È la storia di un imprenditore, Alfredo Boldrini, che partendo da meno di zero ha dato, insieme ad altri del suo rango e della sua generazione (spesso sconosciuti ai più), un contributo fondamentale alla costruzione del benessere post bellico.

Nato nel 1920 ha iniziato a sette anni a salire sul carretto a cavalli della famiglia per andare a vendere scope di saggina da Cicognara, fino a Parma e nelle Apuane.

Oltre 70 anni di storia

L’azienda nasce nel 1945: scope e pennelli prodotti da cinque operaie e un’amministrazione impeccabile gestita con l’aiuto di un ragioniere profugo dalmata.

Il resto della storia è il racconto di una famiglia, quella di sangue ma anche quella della fabbrica e degli uffici, che negli anni si è distinta creando un marchio, Pennelli Cinghiale, con una brand awareness pari a quella di tante multinazionali del largo consumo, tanto da essere inserito dal Ministero dello Sviluppo Economico, nel novero dei Marchi Storici di interesse Nazionale.

La pubblicità degli anni ’80 con il pennello grande è solo un momento, seppur altamente significativo, di come il brand Pennelli Cinghiale sia entrato nel vissuto di diverse generazioni di italiani.

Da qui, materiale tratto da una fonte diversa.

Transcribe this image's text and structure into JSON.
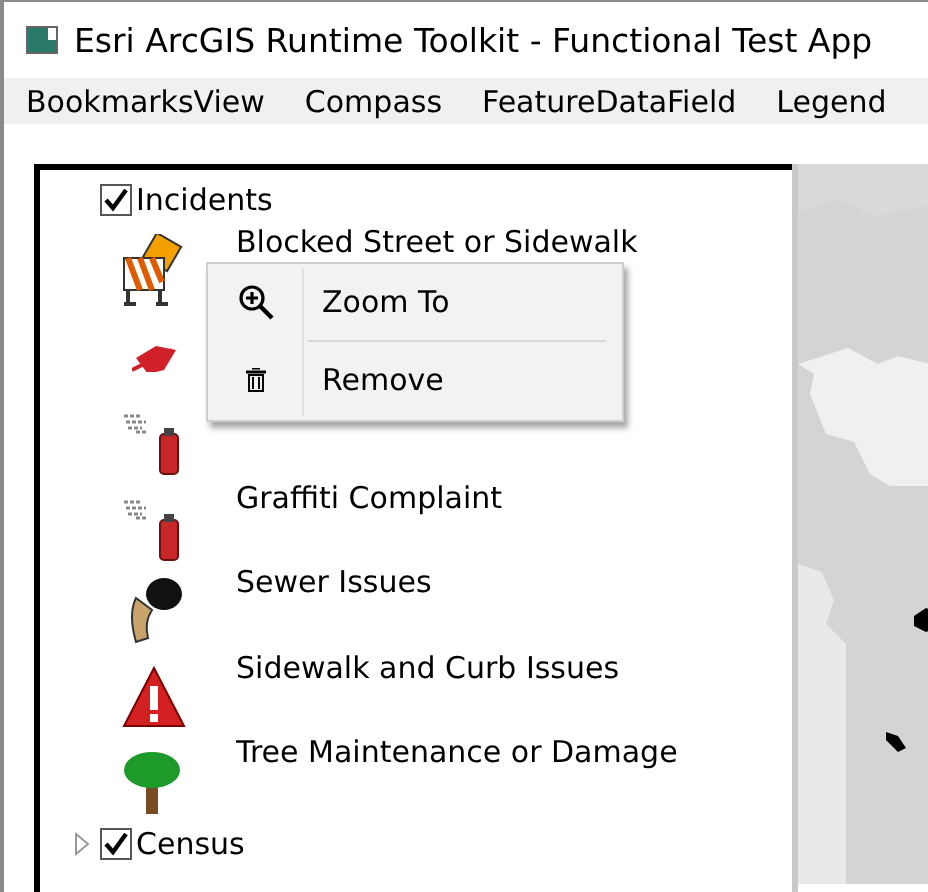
{
  "window": {
    "title": "Esri ArcGIS Runtime Toolkit - Functional Test App"
  },
  "menu_bar": [
    "BookmarksView",
    "Compass",
    "FeatureDataField",
    "Legend"
  ],
  "legend": {
    "layers": [
      {
        "label": "Incidents",
        "checked": true,
        "expanded": true,
        "children": [
          {
            "label": "Blocked Street or Sidewalk",
            "kind": "barricade"
          },
          {
            "kind": "leaf"
          },
          {
            "kind": "spray"
          },
          {
            "label": "Graffiti Complaint",
            "kind": "spray"
          },
          {
            "label": "Sewer Issues",
            "kind": "pipe"
          },
          {
            "label": "Sidewalk and Curb Issues",
            "kind": "warning"
          },
          {
            "label": "Tree Maintenance or Damage",
            "kind": "tree"
          }
        ]
      },
      {
        "label": "Census",
        "checked": true,
        "expanded": false
      }
    ]
  },
  "context_menu": {
    "items": [
      {
        "label": "Zoom To",
        "kind": "zoom"
      },
      {
        "label": "Remove",
        "kind": "remove"
      }
    ]
  }
}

È sulla base di queste premesse che la nuova generazione ha avuto l’idea di creare all’interno dello stabilimento un vero e proprio Museo, una Galleria del tempo capace di collegare il glorioso e pionieristico passato dell’azienda mantovana ai successi sempre più internazionali del presente e alle nuove sfide del futuro.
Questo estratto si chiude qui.